The Public Health Department has developed a number of initiatives to keep the Latinx community and other minority populations informed about COVID-19 preventive measures, testing and vaccines throughout the pandemic.
In a statement to KCBX, Shoresman said, in part:
‘We continue many of these initiatives today, with a continued focus on sharing information, but also on planning and scheduling vaccination clinics for these populations… Our farm worker task force also continues to meet to plan additional events and outreach.’
The department also works closely with other organizations to provide give-aways of masks and hand sanitizer and dispel myths about the vaccine. Shoresman said the Public Health Department issues all COVID-19 materials in both English and Spanish.
Now, Facebook has a national initiative underway — in partnership with the CDC and U.S. Department of Health and Human Services — to help increase vaccinations in the Latinx community through the messaging platform WhatsApp.
The initiative is active in SLO County. Anyone can send a text in Spanish through Whatsapp to find out where to get a vaccine in their area. They can use the app to arrange a free ride with Uber or Lyft to get the vaccine. People can also get answers to frequently asked questions from the CDC.

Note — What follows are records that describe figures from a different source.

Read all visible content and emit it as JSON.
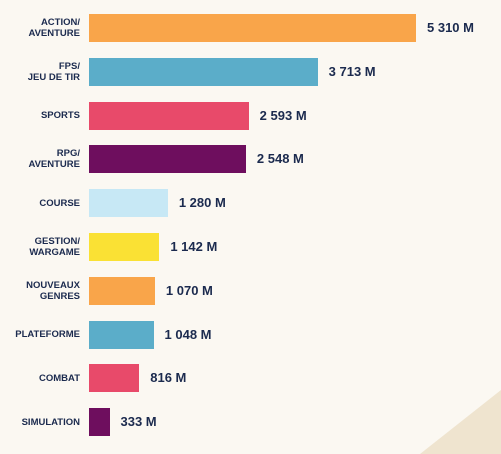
{
  "chart_data": {
    "type": "bar",
    "orientation": "horizontal",
    "categories": [
      "ACTION/\nAVENTURE",
      "FPS/\nJEU DE TIR",
      "SPORTS",
      "RPG/\nAVENTURE",
      "COURSE",
      "GESTION/\nWARGAME",
      "NOUVEAUX\nGENRES",
      "PLATEFORME",
      "COMBAT",
      "SIMULATION"
    ],
    "values": [
      5310,
      3713,
      2593,
      2548,
      1280,
      1142,
      1070,
      1048,
      816,
      333
    ],
    "value_labels": [
      "5 310 M",
      "3 713 M",
      "2 593 M",
      "2 548 M",
      "1 280 M",
      "1 142 M",
      "1 070 M",
      "1 048 M",
      "816 M",
      "333 M"
    ],
    "colors": [
      "#f9a54a",
      "#5badc9",
      "#e84a6a",
      "#6e0e5e",
      "#c7e8f5",
      "#fae134",
      "#f9a54a",
      "#5badc9",
      "#e84a6a",
      "#6e0e5e"
    ],
    "title": "",
    "xlabel": "",
    "ylabel": "",
    "grid": false,
    "legend": "none"
  }
}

Ashley Quintana works on community engagement efforts with Facebook. She said the app is really popular with Spanish-speaking communities and Facebook is hoping to provide people with the right information on a platform they are already using heavily.
“I use it to communicate with my family in Mexico. So many of my friends use it day to day,” Quintana said. “We hope that this will be a great application for people to have it all in one place. I think that’s the key thing — to make sure people have the right information and resources to get vaccinated.”